La journée mondiale des troubles des conduites alimentaires donne l’occasion de mieux comprendre et décrypter ces maladies qui touchent près d’un million de personnes en France. Rencontre avec le docteur Bruno Rocher, médecin psychiatre et addictologue au CHU de Nantes et responsable de l'Espace Barbara, centre d’hospitalisation ambulatoire en addictologie.

Qu’est ce qui vous a poussé à vous spécialiser dans l’addictologie ?

"J’ai travaillé lors de ma thèse sur l’addiction aux jeux-vidéos, reconnue comme maladie en 2019 par l’OMS (Organisation mondiale de la santé). J’ai petit à petit été amené à devenir responsable de l’Espace Barbara, le centre de soin du CHU de Nantes spécialisé dans les addictions comportementales. Mon équipe et moi travaillons auprès de personnes souffrant d’addictions diverses : jeux d’argents, jeux vidéos, pornographie, mais aussi des personnes touchées par des troubles alimentaires (anorexie, boulimie, hyperphagie). Les addictions sont des problèmes complexes mais dont on peut guérir. Heureusement, les soins et les représentations autour des conduites addictives évoluent de jour en jour. On constate cependant une nette augmentation des personnes atteintes de troubles des conduites alimentaires depuis la crise du Covid-19."

Les troubles alimentaires, de type anorexie et boulimie, seraient donc des addictions ?

"Les troubles du comportement alimentaire touchent un grand nombre de personnes, notamment les femmes entre 15 et 30 ans. Pourtant, ils sont mal connus et mal compris. La particularité de l’Espace Barbara, c’est de traiter ces troubles comme des troubles addictifs, à partir des travaux du psychiatre Jean-Luc Vénisse. Ses recherches ont montré que si les personnes boulimiques étaient accros à la nourriture, les personnes anorexiques étaient quant à elles accros à la perte de poids, au jeûne et au fait de contrôler ce qu’elles mangent. À partir de ce constat, une toute autre approche, basée sur un accompagnement psychologique, somatique et social, a pu être imaginé pour soigner les personnes souffrant de ces troubles."

Comment traitez-vous ces troubles à l’Espace Barbara ?

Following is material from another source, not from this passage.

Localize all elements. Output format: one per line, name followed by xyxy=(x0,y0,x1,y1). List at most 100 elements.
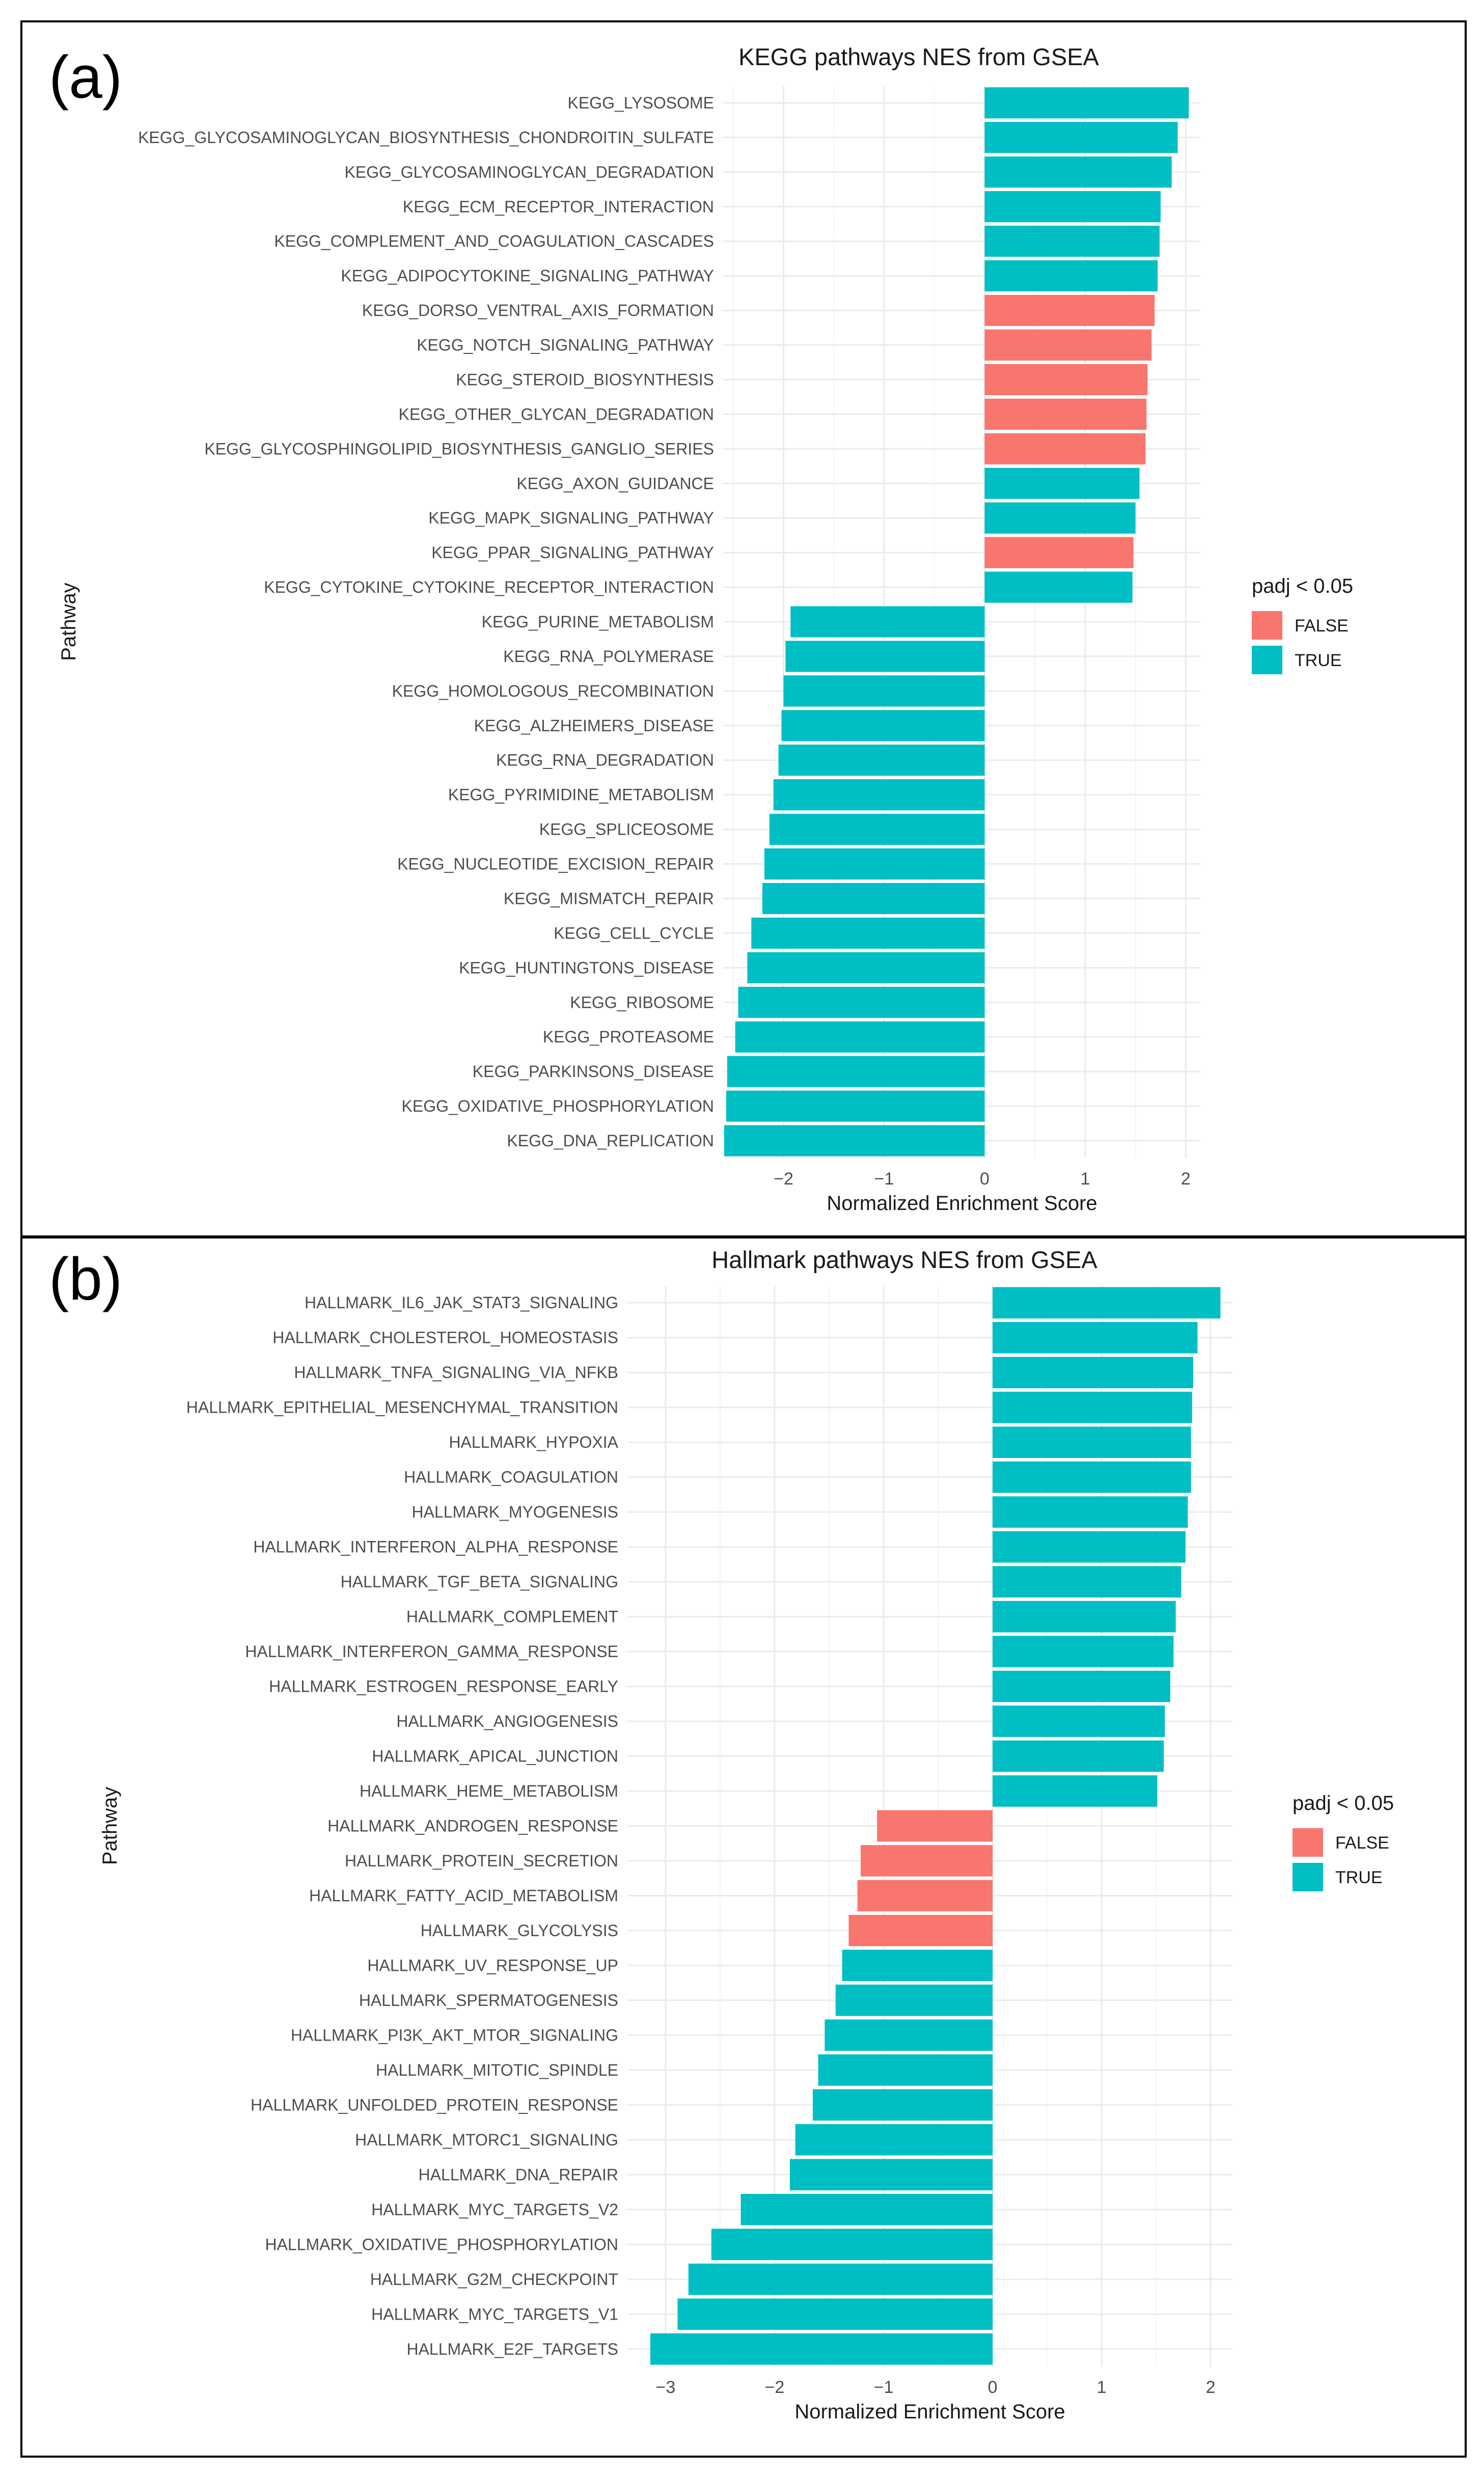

"Dans un premier lieu, nos psychiatres accueillent la personne pour faire un bilan de son addiction, avec ou sans sa famille. Pour beaucoup de patients, c’est l’étape la plus difficile, car les addictions comportementales sont encore taboues, on les associe toujours à un manque de volonté ou à quelque chose d’impur et de honteux alors qu’elles peuvent toucher n’importe qui. Selon les cas, nous proposons alors un planning d’hospitalisation ambulatoire de quelques heures par semaine, compatible avec le maintien d’une activité professionnelle. Au sein de cet hôpital de jour, les patients sont amenés à échanger au sein d’un groupe de parole, peuvent pratiquer du yoga, du sport et participent à des ateliers diététiques et des repas thérapeutiques. En bref, pour soigner les troubles des comportements alimentaires, nous sommes convaincus qu’il faille agir auprès de la tête et du corps. Grâce à cette approche, près de 60 % de nos patients guérissent et 30 % connaissent une amélioration de leur addiction."